Unprocessed bundles and connection errors in 3-node scenario

teschmitt commented 1 year ago

I am using the coreemu-lab to simulate a scenario involving three nodes, using one node to ferry bundles between the other two. All nodes run dtnd with the same arguments:

dtnd --cla mtcp --nodeid $(hostname) --endpoint "dtn://this-is-our/~group" --interval 2s --janitor 3s --peer-timeout 4s

Assuming there are three nodes n1 (IP: 10.0.0.1), n2 (10.0.0.2), and n3 (10.0.0.3) of which n1 and n3 are pre-loaded with a certain number of messages (M) for the group endpoint that is shared by all nodes. Initially, all nodes have no connection between them:

[n1]         [n3]

[n2]

After 15 seconds, n2 moves into range of n1 and receives M bundles:

[n1]         [n3]
 |
[n2]

After further 15 seconds, n2 moves into range of n3 where it stays until the end of the simulation at T+120s. Here, it should receive M bundles from n3 and forward M bundles originating from n1 to n3:

[n1]   [n2]--[n3]

Dependent on M, n2 will exhibit faulty behavior. E.g. for M=1000, we get the following bundle transfer stats:

node | sent | recvd
  n1 | 1000 |     0
  n2 | ---- |  1067
  n3 | 1000 |  1000

A look at the dtnd log from n2 and n3 shows us that after neighbor discovery at about T+33s, n2 sends all bundles originating from n1 to n3, but only processes 67 bundles from n3 and then just idles until the end of the experiment. Logs on n3 show all bundles have been sent to n2.
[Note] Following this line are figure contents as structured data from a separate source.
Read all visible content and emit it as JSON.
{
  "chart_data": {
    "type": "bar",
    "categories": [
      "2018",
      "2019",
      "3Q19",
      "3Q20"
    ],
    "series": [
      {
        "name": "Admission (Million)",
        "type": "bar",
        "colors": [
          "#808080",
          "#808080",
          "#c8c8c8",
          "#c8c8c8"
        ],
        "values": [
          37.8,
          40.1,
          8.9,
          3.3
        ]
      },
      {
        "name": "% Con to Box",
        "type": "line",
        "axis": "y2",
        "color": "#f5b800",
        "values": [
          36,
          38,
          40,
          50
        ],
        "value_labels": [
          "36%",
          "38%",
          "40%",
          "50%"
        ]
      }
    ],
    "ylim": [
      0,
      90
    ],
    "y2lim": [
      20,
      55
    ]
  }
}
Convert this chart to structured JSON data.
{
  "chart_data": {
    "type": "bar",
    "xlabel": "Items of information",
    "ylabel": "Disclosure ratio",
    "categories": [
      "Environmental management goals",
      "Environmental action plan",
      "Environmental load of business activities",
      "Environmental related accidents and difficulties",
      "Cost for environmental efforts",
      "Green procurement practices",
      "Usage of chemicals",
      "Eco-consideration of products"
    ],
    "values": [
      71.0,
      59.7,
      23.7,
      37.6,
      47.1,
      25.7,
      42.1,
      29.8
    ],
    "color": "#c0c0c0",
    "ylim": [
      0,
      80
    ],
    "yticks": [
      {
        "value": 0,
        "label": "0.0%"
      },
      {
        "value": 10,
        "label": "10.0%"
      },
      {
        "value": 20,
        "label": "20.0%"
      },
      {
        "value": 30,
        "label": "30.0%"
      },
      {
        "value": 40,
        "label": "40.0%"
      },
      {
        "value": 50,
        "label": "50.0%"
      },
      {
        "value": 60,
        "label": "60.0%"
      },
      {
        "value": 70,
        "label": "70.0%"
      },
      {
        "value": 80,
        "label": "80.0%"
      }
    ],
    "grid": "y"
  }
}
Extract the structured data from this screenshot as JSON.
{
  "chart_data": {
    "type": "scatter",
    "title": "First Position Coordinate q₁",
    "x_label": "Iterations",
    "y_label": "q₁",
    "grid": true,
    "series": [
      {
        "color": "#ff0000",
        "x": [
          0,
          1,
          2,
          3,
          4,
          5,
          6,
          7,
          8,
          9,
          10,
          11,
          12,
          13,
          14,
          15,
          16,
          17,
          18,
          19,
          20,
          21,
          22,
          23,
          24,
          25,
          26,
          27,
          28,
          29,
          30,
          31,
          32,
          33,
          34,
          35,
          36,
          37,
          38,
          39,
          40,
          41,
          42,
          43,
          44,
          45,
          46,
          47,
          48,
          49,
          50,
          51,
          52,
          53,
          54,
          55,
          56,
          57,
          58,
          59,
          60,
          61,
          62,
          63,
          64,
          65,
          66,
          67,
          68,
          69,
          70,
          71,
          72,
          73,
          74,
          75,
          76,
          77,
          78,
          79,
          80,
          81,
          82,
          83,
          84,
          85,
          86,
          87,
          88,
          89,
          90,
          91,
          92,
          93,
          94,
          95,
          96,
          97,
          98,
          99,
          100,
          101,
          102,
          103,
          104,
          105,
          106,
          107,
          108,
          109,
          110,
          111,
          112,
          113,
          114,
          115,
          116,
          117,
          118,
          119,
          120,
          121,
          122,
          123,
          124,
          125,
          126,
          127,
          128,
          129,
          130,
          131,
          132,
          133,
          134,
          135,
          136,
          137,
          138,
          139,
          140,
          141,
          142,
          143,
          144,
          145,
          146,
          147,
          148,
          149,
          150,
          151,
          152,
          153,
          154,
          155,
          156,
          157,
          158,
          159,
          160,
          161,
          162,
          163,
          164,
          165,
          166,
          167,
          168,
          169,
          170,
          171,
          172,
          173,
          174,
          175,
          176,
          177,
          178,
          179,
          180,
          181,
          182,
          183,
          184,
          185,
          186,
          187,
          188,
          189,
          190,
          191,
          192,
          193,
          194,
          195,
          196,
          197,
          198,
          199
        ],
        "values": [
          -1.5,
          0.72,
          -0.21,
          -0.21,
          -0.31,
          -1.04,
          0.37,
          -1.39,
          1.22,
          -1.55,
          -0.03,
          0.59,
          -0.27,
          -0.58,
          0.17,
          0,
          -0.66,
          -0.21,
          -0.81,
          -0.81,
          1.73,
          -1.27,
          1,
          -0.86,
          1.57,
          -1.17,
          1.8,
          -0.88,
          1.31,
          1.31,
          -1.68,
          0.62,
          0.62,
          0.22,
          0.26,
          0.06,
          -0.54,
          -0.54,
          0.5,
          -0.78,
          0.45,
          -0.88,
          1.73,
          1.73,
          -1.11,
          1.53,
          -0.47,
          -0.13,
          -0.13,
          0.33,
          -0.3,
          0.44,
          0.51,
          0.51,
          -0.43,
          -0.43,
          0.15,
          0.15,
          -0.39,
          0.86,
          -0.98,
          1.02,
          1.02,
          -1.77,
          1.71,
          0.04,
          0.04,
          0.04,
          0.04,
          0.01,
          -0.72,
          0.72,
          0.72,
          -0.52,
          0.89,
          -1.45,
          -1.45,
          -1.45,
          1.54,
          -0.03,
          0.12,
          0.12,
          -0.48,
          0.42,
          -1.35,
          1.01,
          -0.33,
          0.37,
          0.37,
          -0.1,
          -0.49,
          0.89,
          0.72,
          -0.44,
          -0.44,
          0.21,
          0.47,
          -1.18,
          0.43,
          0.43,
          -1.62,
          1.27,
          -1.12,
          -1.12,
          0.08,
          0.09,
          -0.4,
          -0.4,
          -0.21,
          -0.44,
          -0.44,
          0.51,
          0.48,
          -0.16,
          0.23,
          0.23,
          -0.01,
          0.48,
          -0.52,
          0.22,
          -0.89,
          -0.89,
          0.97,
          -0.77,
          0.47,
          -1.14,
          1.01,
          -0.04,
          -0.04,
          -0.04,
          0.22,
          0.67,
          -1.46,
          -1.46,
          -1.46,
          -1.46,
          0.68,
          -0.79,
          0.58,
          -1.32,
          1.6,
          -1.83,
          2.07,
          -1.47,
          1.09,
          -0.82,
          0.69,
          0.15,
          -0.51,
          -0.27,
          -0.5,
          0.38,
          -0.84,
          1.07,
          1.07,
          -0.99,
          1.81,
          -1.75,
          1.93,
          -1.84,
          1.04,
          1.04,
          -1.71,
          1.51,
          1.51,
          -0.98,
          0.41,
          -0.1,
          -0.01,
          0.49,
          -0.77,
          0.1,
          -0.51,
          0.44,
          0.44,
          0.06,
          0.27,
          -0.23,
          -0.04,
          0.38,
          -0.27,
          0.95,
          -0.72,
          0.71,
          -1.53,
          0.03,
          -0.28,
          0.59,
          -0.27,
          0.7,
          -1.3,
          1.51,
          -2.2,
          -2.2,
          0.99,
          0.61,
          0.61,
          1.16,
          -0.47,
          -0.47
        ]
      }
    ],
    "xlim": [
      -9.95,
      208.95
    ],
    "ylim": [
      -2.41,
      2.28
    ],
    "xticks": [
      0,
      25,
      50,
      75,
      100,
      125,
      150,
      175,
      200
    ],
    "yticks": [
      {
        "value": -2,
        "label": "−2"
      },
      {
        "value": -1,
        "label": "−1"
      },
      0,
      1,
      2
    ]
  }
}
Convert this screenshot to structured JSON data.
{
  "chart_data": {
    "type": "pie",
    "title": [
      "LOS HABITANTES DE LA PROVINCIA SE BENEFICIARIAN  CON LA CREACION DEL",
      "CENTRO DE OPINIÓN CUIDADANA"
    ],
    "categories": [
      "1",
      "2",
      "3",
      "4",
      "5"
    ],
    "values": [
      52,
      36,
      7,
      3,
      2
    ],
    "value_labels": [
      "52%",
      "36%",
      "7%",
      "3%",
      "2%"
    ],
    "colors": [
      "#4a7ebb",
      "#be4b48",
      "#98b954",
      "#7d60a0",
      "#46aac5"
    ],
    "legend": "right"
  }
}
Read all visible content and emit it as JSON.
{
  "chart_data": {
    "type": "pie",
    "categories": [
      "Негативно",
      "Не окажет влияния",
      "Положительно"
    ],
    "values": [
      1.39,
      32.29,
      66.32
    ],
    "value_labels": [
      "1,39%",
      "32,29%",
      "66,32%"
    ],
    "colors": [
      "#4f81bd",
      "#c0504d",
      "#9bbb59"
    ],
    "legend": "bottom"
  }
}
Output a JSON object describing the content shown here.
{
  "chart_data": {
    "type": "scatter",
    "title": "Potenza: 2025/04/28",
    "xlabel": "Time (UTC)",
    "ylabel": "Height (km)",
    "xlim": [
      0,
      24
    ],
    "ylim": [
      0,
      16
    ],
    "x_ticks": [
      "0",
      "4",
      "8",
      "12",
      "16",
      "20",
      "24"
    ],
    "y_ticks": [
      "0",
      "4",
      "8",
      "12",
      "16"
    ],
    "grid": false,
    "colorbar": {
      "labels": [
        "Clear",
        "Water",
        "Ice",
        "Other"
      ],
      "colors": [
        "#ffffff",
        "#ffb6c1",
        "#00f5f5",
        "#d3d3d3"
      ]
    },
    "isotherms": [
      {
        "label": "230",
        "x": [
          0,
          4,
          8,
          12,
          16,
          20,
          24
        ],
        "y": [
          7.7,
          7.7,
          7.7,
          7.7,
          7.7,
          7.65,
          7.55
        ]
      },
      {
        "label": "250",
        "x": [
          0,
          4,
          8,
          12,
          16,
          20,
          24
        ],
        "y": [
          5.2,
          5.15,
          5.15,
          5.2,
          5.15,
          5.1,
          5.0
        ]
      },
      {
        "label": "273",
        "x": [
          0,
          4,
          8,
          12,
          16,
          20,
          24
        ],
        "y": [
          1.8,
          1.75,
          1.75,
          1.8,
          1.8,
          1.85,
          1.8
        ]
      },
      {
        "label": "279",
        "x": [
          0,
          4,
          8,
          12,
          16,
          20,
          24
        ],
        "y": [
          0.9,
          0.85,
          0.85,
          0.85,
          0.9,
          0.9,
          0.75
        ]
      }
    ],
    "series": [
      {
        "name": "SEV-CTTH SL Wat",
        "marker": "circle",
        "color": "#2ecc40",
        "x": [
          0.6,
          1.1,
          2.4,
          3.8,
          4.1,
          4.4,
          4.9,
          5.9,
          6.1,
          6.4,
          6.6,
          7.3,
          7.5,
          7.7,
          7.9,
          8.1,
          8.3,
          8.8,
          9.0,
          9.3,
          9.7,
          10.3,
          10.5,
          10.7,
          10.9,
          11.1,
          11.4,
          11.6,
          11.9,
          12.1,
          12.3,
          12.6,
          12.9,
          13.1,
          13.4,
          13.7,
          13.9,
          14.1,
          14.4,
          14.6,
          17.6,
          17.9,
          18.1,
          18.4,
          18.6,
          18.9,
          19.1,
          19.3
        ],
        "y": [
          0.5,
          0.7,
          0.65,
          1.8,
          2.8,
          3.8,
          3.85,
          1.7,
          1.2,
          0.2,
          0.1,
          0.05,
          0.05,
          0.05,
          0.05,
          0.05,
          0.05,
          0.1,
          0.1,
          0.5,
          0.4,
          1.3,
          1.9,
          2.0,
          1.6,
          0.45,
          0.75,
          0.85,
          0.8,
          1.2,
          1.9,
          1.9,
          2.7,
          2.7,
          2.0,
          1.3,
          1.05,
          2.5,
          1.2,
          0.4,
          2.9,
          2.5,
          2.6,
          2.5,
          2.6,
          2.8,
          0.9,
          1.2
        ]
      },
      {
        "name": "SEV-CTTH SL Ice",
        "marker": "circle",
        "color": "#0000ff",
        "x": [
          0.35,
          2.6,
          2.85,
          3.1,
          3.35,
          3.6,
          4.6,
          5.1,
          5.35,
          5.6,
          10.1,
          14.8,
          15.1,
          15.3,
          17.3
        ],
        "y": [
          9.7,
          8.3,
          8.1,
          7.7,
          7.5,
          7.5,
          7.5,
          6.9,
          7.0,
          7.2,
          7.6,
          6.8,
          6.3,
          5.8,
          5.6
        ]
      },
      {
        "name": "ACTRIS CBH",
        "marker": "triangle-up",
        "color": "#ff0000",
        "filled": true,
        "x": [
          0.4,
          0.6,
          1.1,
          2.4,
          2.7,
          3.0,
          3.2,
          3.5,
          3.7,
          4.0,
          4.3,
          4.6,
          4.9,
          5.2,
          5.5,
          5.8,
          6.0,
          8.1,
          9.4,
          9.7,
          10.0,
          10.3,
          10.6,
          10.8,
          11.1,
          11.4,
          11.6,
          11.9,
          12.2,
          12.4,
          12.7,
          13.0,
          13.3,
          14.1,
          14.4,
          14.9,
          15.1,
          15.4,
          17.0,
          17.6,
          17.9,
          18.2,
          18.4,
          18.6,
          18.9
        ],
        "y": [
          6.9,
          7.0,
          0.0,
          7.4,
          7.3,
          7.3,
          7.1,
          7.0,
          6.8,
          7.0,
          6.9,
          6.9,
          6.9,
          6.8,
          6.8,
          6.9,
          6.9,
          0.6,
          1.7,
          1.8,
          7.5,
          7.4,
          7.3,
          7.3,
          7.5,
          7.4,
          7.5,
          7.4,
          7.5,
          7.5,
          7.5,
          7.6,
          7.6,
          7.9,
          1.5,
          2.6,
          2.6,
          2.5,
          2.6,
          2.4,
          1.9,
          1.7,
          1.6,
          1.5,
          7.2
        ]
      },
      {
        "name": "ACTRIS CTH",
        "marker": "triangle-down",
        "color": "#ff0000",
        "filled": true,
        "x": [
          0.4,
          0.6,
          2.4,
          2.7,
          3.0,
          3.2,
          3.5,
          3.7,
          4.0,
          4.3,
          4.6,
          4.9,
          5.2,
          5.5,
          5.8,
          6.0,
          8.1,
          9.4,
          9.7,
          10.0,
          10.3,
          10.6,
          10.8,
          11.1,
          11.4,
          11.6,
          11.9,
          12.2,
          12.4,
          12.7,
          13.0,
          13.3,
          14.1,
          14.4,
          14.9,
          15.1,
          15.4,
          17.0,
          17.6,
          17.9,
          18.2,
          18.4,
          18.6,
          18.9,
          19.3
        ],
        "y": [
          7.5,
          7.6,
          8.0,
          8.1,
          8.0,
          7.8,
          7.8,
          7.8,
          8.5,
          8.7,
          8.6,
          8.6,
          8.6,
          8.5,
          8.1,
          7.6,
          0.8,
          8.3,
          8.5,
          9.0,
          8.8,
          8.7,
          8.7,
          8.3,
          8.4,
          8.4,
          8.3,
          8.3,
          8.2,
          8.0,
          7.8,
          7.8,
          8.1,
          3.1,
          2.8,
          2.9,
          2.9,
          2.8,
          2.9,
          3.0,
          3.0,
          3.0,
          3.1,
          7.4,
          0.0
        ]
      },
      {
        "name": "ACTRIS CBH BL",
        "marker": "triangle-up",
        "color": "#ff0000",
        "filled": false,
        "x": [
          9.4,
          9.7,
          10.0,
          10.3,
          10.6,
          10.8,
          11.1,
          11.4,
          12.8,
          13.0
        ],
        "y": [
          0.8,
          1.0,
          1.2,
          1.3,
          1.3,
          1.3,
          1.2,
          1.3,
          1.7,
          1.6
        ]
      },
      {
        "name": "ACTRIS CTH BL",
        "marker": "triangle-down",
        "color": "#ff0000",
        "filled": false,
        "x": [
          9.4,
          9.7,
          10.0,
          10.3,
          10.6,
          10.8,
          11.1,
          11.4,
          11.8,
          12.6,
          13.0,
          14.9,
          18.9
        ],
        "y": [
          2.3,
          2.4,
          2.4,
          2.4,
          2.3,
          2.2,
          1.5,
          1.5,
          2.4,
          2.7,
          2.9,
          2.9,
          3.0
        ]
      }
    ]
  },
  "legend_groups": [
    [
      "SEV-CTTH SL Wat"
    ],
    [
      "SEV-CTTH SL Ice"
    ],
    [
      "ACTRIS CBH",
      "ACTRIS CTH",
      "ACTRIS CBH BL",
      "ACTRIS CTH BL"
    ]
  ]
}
With M=5000, connection errors start popping up as n2 tries to forward bundles to n1 at 10.0.0.1 long after it has gone out of range. This causes long stalls of about 35 to 50 secs in the sending process in which the dtnd freezes. Here are two consecutive log entries whose timestamps show the stall duration:

...
2022-12-28T22:25:16.315Z INFO  dtn7::core::processing          > [inconspicuous log entry]
2022-12-28T22:26:24.574Z ERROR dtn7::cla::mtcp                 > Error connecting to remote 10.0.0.1:16162
...

So the idling until the end of the experiment in M=1000 could actually just be a stall that gets interrupted because the experiment has run out of time. Weirdly enough, the M=5000 setup actually sees all bundles transferred completely, even in the presence of the errors and stalls.

I've attached the scenario setup. M can be regulated through NUMMSGS in experiment.conf. Also included are the logs referenced in this issue: connerr.zip

gh0st42 commented 1 year ago

Thank you for taking the time to report this issue and provide an easy to use minimal scenario.

But I'm not sure how to reproduce your errors. When I run this scenario in my machine with M=1000 I get the following output:

--------------------------------------------------------------------
SIMULATION RESULTS
--------------------------------------------------------------------
Found connection errors on n2: 0

Message stats:
node | sent | recvd
  n1 | 1000 |  1000
  n2 | ---- |  2000
  n3 | 1000 |  1000

I did have to add cp /shared/bin/* /usr/local/bin to the pre hook in your experiment.conf but without this dtnsend should never be possible as the binary will be missing in the coreemu-lab image.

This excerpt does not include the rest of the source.